When focusing on the COVID period, the ongoing mediocrity (at best) of the models' prediction
performance is readily apparent. All models completely missed the robust Bull market in the third year of
the COVID period (as defined). Again, the DNN models did not fare any better than the simpler OLS
Regression.
If we look at average predictions for all three models for all three testing periods, we can get a quick
snapshot of the competitiveness of the models.
Without getting bogged down into attempting to fine tune model rankings between these three models, we can still derive two takeaways.
The first one is that the Sigmoid issue with the "vanishing gradient descent" did not materialize. As shown, the Sigmoid DNN model actually was associated with greater volatility in average S&P 500 quarterly % change than for the SoftPlus DNN model.
The second one is that the DNN models did not provide any prediction incremental benefits over the simpler OLS Regression.
So, why did all the models, regardless of their sophistication, pretty much fail in their respective predictions?

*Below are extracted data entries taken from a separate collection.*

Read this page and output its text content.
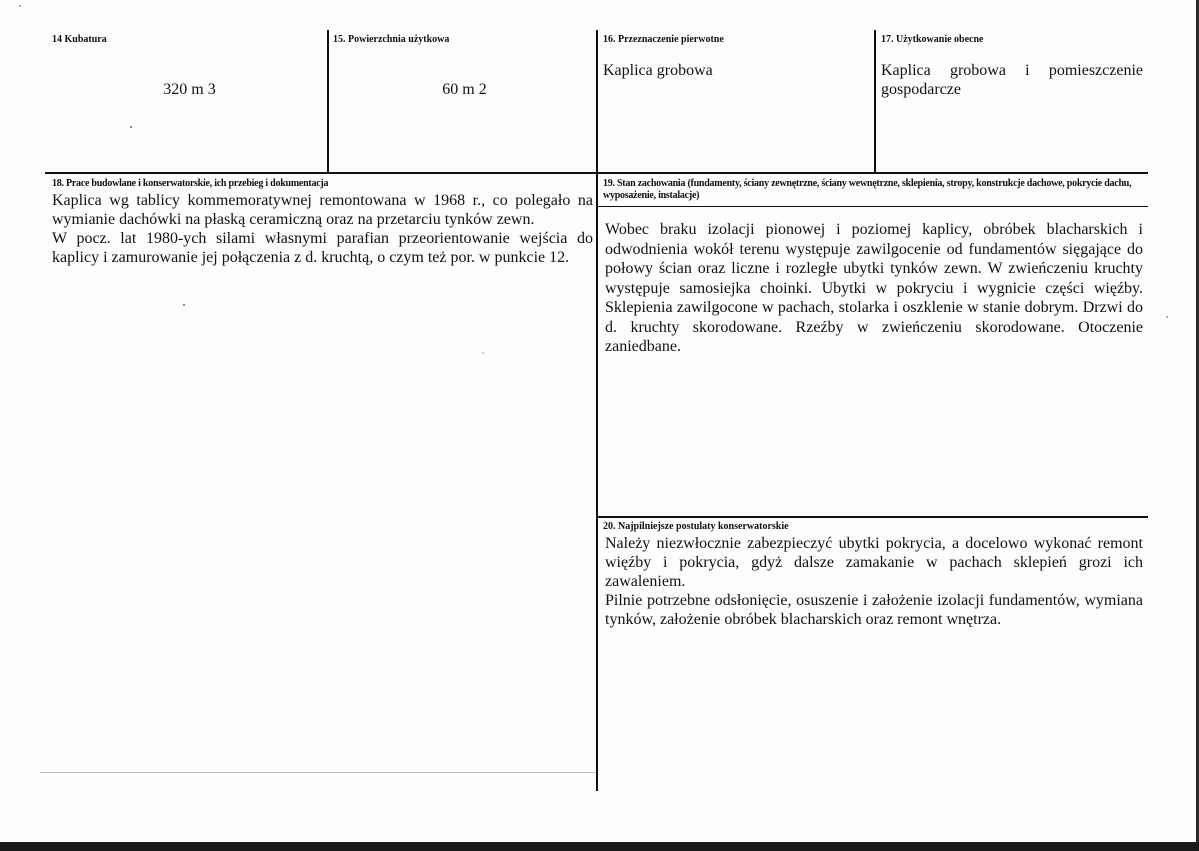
14 Kubatura
320 m 3
15. Powierzchnia użytkowa
60 m 2
16. Przeznaczenie pierwotne
Kaplica grobowa
17. Użytkowanie obecne
Kaplica grobowa i pomieszczenie gospodarcze
18. Prace budowlane i konserwatorskie, ich przebieg i dokumentacja

Kaplica wg tablicy kommemoratywnej remontowana w 1968 r., co polegało na wymianie dachówki na płaską ceramiczną oraz na przetarciu tynków zewn.

W pocz. lat 1980-ych silami własnymi parafian przeorientowanie wejścia do kaplicy i zamurowanie jej połączenia z d. kruchtą, o czym też por. w punkcie 12.

19. Stan zachowania (fundamenty, ściany zewnętrzne, ściany wewnętrzne, sklepienia, stropy, konstrukcje dachowe, pokrycie dachu, wyposażenie, instalacje)
Wobec braku izolacji pionowej i poziomej kaplicy, obróbek blacharskich i odwodnienia wokół terenu występuje zawilgocenie od fundamentów sięgające do połowy ścian oraz liczne i rozległe ubytki tynków zewn. W zwieńczeniu kruchty występuje samosiejka choinki. Ubytki w pokryciu i wygnicie części więźby. Sklepienia zawilgocone w pachach, stolarka i oszklenie w stanie dobrym. Drzwi do d. kruchty skorodowane. Rzeźby w zwieńczeniu skorodowane. Otoczenie zaniedbane.
20. Najpilniejsze postulaty konserwatorskie

Należy niezwłocznie zabezpieczyć ubytki pokrycia, a docelowo wykonać remont więźby i pokrycia, gdyż dalsze zamakanie w pachach sklepień grozi ich zawaleniem.

Pilnie potrzebne odsłonięcie, osuszenie i założenie izolacji fundamentów, wymiana tynków, założenie obróbek blacharskich oraz remont wnętrza.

It is for a very simple reason. All the relationships between the Xs and Y variables are very unstable. The table below shows the correlations between such variables during the Training and Testing periods. As shown, many of the correlations are very different between the two (Training and Testing). At times, those correlations even flip signs (check out the correlations with the Yield Curve (t5_ff)).
The models' predictions failing is especially humbling when you consider that the mentioned 3-year Hold Out tests still presumed you had perfect information over the next 3 years regarding the four X variables. As we know, this is not a realistic assumption.